Amnesty International was not the only or even first organization to call attention to communities being displaced. The Fray Bartolomé Human Rights Center, Sipaz, Maderas del Pueblo and many other local and international ngo’s reported and brought attention to the matter. According the UN charter on the rights of indigenous peoples, article 10 “indigenous communities will not be subject to displacement off their lands and territories by force . . . no transfer will take place without their previous, informed, free consent or without previous mutual agreement on a just and equitable indemnity“. Articles 11, 24, 25, and 26 all speak to the right of access of indigenous peoples to their traditional lands and territories. They have the right to practice their traditional beliefs, to their own medicine and its access and conservation; the right to maintain a spiritual relationship with the land, water, coastal areas, and other resources that they have traditionally possessed. The Organization of American States has also called attention to México’’s human rights violations in Chiapas. In 2007 its Interamerican Commission on Human Rights (CIDH) issued a press release calling on all OAS members to respect indigenous rights and to renew their commitment to the OAS‘s American Declaration of Indigenous Rights created in 1990. México is a signer on both the UN and OAS documents. México’s own constitution gives indigenous peoples rights to self-determination and their land. Needless to say the government has not followed these.

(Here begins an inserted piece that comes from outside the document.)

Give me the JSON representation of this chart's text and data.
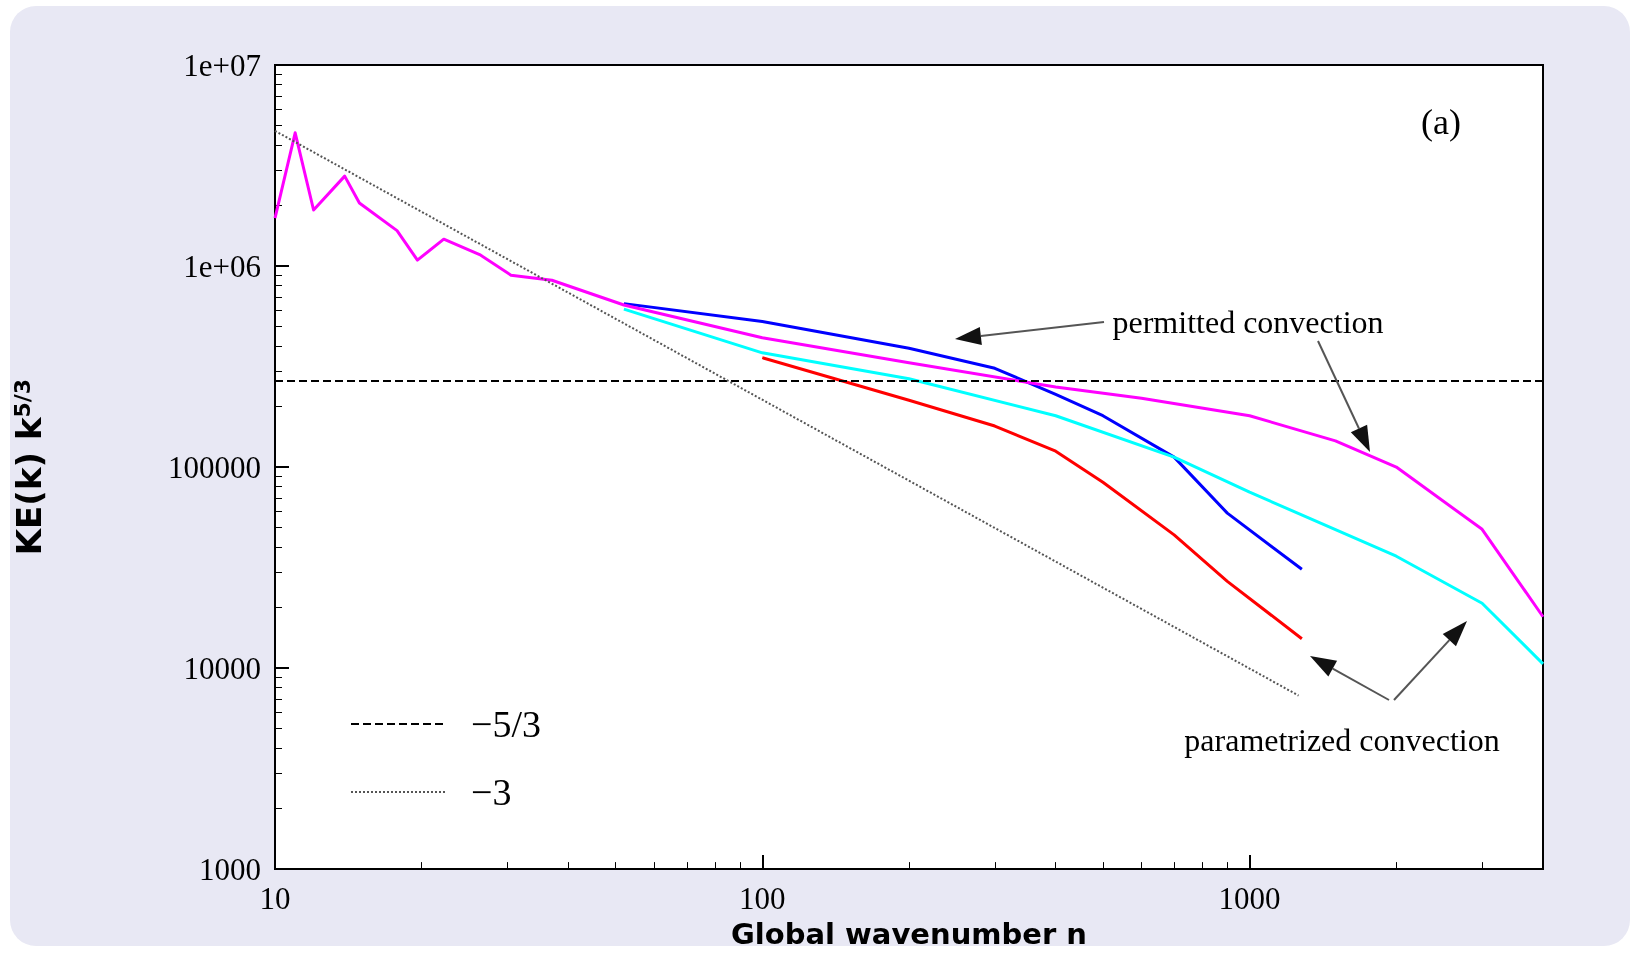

My visit to Chiapas taught me that in spite of all the battles that have and continue to occur, México’s indigenous peoples continue to fight. Their spirit is resilient. The myriad of local organizations and community groups they have formed to fight for their rights attest to this. The potential of our humanity is epitomized in the caracoles of the EZLN. There I found humility, integrity, respect and love for nature, and resistance. México is at a crossroads. Will it choose neo-liberal policies that have demonstrated their power to devastate whole social and ecological systems or remember its revolutionary past and reinstate just and equitable policies? The answer is not yet clear. I am hopeful, however, that our indigenous brothers and sisters will help us remember who we are.
--Alejandra Juarez is a contributing writer for Political Affairs.